# Conformation/field opinions please?



## Tahnee GR (Aug 26, 2006)

Impossible to tell from the pictures attached. "Stacked" photos and good movement photos are the best for looking at structure when you can't actually get your hands on the dog. If you look at some of the photos here, you can get an idea of what I mean:

EverythingGolden

And, at 11 months of age, it is tough because many dogs are still very juvenile.

I highly recommend The Blue Book as a learning tool. I believe it is available on the Golden Retriever Club of America GRCA: The Official AKC National Breed Club website Plus, if you are a member of GRCA, there have been wonderful articles on structure in the GRCA News.


----------



## Golden:) (Jul 6, 2012)

You can't tell from the pictures.


----------



## Megora (Jun 7, 2010)

Baker - can you get pictures of him outside? You can stand or kneel next to him to keep him in position while somebody else takes a pic? And have the other person sitting on the ground to get a level picture.

It's tough getting good pictures anyway indoors because of the lighting issues. 

I'm only getting started in conformation classes (it's a scary new world), but something that helped from my very novice perspective was getting the rear feet back and encouraging Bertie to step forward so his body straightened out, his weight was distributed evenly and his shoulders/chest were up and out. You don't want any "hunch" - which you'd get if their feet are under them like you have in the pictures (that I can tell). 

I do think that if you want to get opinions - you want to zero in on any conformation people at the training club you train with (and I totally recommend getting with a club to train obedience, agility, field) and see if they could look him over and give you tips. Or ask them questions about their dogs and what is good or bad about them. Per one of Bertie's breeders and the teacher at the conf classes I'm taking - every dog has a fault. It's important that the handlers know what those faults are. 

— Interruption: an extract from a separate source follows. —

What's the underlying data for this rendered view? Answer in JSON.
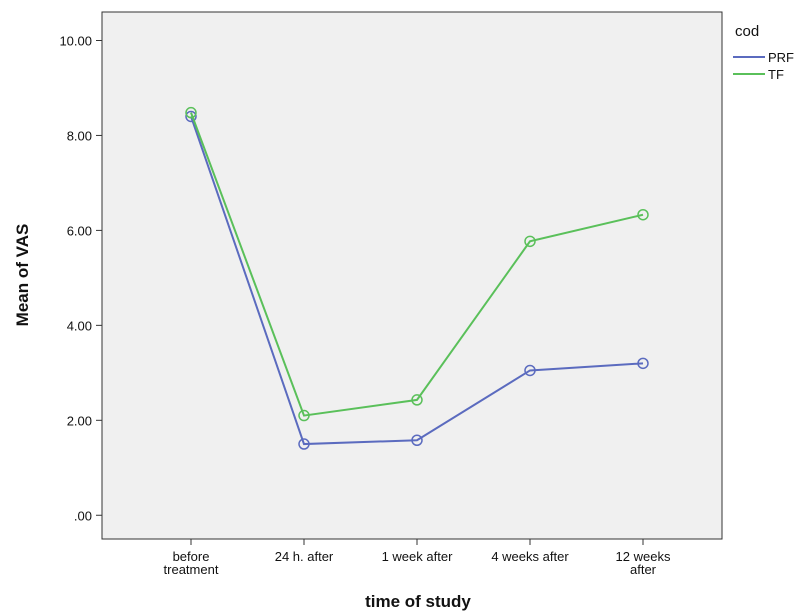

The other thing - some golden boys don't fill out completely until they are 2-3 years old. 

Good luck and have fun<:


----------



## K9-Design (Jan 18, 2009)

His biggest fault is that he needs a better photographer


----------



## Baker (May 24, 2013)

K9-Design said:


> His biggest fault is that he needs a better photographer


I completely agree lol


----------



## Baker (May 24, 2013)

Megora said:


> Baker - can you get pictures of him outside? You can stand or kneel next to him to keep him in position while somebody else takes a pic? And have the other person sitting on the ground to get a level picture.
> 
> It's tough getting good pictures anyway indoors because of the lighting issues.
> 
> ...


I'll definitely try getting him outdoors, if I can get him still enough to take anymore. Thank you all for your advice


----------